Their isolation would be noted in multilater­al forums like the United Nations, and complement the increasing autonomy of certain midranking powers whose interests were now diverging from those of the West. A perfect illustrati­on is Saudi Arabia, which has chosen to work with Russia to govern the OPEC+ group of oil producers. This isolating strategy includes a particular element of ‘quantifiab­le’ diplomacy. The United States and its allies are often in a minority at critical moments, which causes them to lose important votes at the UN. This consolidat­es the impression of defeat and of the West’s waning influence before rising blocks and new alignments.

There is of course a narrative at work here that diverges from realities on the ground. The BRICS associatio­n led by China is not, for example, homogeneou­s. It includes India, which sees China as a security threat and backs Israel in Gaza. It is also loathe to ditch the U.S. dollar as chief trading currency, lest that benefit the RMB, the currency of its overbearin­g neighbor to the east. Brazil and India want to reform the UN charter and each win a seat on the UN Security Council. Beijing isn’t keen on that happening. India buys Russian oil in the face of Western sanctions, but pays for them in rupees, not dollars, to avoid flouting those sanctions!

What about a common currency? Now, while there is no “Southern” unity, clearly Washington is finding it more difficult, and costly, to assure and manage its alliances. It may have been here before, in this Gulliver’s Dilemma. The academic Stanley Hoffmann coined the term in the 1970s to describe the superpower’s entangleme­nt in costly commitment­s. It had to spend big money to defend countries not crucial to its security, just as it bears today the cost of assuring the freedom of navigation in the South China Sea or the Red Sea. While the Sino-Russian axis is significan­t, it also nurses rivalries, like the BRICS, notably over Central Asia as a sphere of influence. A Russian authority and Kremlin hand, Aleksandr Dugin, recently warned that post-Soviet states could only assure their territoria­l integrity by maintainin­g positive or neutral relations with Russia. The message was aimed at eastern Europe and the “Stans” or the Central Asian autocracie­s. Yet China is trying to draw the Central Asian states away from Moscow, into its orbit. Some of them, significan­tly, no longer use Russian in bilateral meetings with Russia.

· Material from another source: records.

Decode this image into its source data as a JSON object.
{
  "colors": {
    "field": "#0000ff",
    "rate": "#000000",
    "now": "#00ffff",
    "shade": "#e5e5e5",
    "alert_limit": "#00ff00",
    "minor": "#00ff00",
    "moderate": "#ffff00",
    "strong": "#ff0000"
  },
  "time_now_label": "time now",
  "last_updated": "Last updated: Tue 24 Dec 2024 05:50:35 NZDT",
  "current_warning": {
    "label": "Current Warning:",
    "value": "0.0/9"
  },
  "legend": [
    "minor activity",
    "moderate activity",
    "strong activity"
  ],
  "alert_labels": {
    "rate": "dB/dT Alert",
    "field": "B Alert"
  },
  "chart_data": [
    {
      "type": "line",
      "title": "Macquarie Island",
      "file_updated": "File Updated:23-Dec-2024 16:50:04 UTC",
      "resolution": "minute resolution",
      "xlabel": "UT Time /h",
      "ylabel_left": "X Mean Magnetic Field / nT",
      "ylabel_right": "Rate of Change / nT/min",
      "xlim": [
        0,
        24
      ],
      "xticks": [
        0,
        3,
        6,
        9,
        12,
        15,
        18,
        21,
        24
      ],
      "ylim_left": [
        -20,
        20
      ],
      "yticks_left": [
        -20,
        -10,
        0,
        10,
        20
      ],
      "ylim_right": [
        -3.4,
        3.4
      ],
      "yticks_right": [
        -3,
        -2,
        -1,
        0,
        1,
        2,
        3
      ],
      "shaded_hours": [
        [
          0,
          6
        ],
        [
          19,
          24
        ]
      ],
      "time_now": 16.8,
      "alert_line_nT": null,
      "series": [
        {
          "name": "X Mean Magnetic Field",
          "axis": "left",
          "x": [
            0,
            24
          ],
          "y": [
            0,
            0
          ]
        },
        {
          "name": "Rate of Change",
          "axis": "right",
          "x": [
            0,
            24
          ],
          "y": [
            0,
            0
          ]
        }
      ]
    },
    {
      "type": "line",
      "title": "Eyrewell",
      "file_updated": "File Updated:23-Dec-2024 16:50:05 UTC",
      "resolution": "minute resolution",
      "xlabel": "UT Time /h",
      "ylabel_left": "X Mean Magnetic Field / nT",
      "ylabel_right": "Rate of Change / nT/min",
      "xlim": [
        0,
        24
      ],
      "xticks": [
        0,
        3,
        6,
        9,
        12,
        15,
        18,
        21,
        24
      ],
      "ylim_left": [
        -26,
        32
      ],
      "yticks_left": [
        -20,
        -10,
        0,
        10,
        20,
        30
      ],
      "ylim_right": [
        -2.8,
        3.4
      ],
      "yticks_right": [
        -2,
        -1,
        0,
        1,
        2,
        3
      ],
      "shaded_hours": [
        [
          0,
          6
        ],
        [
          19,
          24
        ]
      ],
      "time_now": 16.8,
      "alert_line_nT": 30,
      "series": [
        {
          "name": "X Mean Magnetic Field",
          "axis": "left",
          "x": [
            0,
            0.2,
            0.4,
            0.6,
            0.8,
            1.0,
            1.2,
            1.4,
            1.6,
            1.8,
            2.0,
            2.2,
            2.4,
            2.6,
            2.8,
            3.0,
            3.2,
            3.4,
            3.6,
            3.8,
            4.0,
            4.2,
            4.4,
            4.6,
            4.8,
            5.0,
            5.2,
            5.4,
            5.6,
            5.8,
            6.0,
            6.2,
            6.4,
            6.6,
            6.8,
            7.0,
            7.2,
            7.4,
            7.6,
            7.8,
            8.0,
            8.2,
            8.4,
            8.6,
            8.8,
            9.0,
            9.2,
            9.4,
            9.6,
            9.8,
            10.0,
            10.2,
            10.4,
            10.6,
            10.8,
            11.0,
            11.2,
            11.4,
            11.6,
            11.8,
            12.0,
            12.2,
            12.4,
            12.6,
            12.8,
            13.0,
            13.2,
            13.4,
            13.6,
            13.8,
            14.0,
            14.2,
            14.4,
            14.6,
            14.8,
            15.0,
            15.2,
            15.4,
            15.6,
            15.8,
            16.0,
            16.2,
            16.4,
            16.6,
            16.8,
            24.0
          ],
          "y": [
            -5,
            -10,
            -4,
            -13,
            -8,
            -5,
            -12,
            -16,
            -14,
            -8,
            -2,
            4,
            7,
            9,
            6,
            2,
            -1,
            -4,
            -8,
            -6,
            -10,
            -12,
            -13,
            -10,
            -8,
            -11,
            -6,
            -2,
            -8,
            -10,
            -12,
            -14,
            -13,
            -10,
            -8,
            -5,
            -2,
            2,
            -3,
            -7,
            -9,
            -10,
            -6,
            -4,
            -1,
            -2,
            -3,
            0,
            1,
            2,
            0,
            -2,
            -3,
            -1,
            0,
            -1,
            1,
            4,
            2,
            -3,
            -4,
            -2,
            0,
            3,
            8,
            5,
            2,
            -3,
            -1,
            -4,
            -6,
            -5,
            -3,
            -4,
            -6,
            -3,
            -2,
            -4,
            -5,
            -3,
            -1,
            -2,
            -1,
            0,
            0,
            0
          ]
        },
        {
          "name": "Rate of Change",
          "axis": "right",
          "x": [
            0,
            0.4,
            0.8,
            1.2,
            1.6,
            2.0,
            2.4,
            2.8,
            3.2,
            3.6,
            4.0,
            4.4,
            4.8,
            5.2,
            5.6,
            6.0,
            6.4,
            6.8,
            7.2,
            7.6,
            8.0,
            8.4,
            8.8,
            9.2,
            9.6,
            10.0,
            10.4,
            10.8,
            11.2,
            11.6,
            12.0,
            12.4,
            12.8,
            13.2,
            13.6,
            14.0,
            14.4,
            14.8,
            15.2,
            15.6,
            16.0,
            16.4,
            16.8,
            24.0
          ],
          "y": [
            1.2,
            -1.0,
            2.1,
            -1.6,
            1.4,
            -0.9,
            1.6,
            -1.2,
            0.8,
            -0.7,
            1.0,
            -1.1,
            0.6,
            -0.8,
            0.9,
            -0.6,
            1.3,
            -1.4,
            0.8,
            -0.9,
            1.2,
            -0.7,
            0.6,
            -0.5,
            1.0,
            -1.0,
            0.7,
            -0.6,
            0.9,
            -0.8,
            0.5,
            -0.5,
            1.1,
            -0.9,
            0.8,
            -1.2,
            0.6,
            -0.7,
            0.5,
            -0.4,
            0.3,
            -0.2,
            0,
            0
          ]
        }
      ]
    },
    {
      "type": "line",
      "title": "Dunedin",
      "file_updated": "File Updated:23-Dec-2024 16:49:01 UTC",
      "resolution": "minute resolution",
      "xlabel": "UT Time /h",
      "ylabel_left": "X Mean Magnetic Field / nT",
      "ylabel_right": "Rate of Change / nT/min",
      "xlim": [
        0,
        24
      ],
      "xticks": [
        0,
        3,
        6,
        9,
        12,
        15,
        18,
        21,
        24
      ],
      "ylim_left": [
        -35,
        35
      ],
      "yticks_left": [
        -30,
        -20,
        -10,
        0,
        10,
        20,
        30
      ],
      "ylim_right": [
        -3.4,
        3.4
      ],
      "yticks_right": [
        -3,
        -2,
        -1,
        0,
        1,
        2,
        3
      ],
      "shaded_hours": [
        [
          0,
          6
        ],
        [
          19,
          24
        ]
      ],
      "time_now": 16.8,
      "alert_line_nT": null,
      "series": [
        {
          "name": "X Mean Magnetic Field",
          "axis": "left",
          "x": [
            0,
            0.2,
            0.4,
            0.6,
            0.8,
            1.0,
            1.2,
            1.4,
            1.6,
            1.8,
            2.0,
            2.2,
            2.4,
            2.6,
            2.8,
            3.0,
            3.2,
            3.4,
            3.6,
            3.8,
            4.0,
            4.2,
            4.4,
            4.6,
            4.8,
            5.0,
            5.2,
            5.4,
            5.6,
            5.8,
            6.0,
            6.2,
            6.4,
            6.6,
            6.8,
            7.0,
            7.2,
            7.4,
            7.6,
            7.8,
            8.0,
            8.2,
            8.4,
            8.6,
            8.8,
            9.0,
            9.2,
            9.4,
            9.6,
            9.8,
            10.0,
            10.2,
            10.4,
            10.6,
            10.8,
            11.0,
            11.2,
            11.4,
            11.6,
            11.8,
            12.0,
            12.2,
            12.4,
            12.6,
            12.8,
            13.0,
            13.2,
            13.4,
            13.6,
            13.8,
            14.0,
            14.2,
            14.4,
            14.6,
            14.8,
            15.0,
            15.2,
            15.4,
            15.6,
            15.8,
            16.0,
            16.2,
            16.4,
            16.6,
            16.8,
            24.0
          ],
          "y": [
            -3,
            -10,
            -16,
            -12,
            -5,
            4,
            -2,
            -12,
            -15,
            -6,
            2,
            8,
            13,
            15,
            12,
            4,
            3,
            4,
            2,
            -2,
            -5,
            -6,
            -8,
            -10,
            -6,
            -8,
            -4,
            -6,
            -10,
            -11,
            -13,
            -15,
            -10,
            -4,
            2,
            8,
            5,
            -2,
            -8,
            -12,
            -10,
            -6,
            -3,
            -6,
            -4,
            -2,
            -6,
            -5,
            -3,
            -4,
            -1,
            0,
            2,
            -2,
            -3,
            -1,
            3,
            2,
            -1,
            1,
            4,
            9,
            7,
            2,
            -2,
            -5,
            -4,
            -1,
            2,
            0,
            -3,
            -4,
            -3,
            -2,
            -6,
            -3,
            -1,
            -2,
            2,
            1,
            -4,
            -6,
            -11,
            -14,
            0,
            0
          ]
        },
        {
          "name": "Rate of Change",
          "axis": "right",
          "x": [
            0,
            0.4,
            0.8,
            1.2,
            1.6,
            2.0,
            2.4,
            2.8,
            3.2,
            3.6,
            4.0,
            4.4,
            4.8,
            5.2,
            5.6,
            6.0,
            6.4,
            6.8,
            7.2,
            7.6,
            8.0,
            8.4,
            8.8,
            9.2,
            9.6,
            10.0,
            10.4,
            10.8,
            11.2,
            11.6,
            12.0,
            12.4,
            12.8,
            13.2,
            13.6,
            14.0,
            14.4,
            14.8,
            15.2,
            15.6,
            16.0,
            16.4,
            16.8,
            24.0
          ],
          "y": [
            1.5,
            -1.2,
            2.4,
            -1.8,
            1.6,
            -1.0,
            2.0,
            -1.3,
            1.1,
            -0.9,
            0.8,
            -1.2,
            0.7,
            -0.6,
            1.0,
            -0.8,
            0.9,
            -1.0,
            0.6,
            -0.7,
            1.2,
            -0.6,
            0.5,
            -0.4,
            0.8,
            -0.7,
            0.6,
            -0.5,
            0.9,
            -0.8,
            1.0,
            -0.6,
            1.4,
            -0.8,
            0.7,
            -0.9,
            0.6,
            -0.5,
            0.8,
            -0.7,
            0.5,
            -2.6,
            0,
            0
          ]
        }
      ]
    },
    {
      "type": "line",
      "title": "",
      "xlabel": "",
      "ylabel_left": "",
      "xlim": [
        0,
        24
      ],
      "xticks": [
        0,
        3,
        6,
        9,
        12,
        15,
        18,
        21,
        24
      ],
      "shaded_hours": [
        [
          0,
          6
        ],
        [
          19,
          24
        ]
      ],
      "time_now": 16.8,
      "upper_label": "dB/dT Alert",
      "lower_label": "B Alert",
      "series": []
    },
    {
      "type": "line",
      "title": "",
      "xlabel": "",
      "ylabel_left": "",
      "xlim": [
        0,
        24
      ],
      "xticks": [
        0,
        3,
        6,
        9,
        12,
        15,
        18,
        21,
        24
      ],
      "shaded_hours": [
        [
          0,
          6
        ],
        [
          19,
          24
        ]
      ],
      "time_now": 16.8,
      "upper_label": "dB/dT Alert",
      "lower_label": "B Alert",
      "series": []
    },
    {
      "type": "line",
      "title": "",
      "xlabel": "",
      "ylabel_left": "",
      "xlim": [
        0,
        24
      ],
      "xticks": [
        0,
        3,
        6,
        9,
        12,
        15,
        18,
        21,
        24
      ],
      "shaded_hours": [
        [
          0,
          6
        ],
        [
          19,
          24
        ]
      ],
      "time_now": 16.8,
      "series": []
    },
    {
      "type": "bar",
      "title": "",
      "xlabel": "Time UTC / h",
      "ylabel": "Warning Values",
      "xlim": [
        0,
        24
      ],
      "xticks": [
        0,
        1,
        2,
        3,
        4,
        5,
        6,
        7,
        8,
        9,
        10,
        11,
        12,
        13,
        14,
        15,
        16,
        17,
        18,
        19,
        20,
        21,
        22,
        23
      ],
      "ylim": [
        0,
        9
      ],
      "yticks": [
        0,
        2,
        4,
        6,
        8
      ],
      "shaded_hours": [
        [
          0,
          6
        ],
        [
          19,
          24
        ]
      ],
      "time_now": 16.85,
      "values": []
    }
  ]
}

In Europe, Ukraine will hold a central place in the 2024 agenda. The war is at a stalemate, with an impression of Russia regaining the upper hand. Ukraine failed to grab its “moment” with a counteroff­ensive, in spite of Western aid. Putin seems to have the initiative again after quashing the Wagner threat. Some explain Russia’s military comeback in terms of its successful use of its vast geography and demographi­cs, which are decisive in an artillery war. It can throw more troops at the front, manufactur­e shells, and import more supplies from North Korea, with China’s connivence.

Kyiv needs military aid that may be threatened this year, especially if Donald Trump returns to the White House. That has turned Ukraine’s president into a traveling salesman or publicist, seeking to keep aid flowing at all costs. The EU is decisive now and its help will allow Ukraine to keep fighting. But while the big members, France, Germany and Poland, are backing Ukraine, dissenters like Hungary have proved to be a veritable thorn, a pain and a drain on their resolve. Will Europe finally throw its weight behind Ukraine this year?

In 1956, France and Britain became painfully aware of their imperial decline, if not irrelevanc­e, after losing control of the Suez Canal and failing to win U.S. backing. France came to see, following good advice from Germany, that unity inside Europe was now the way to assure it of a role in the world. A year later the Treaty of Rome was signed to pave the way for the European Union. Ukraine’s salvation likewise rests today on a similar pact, and its full entry into Europe.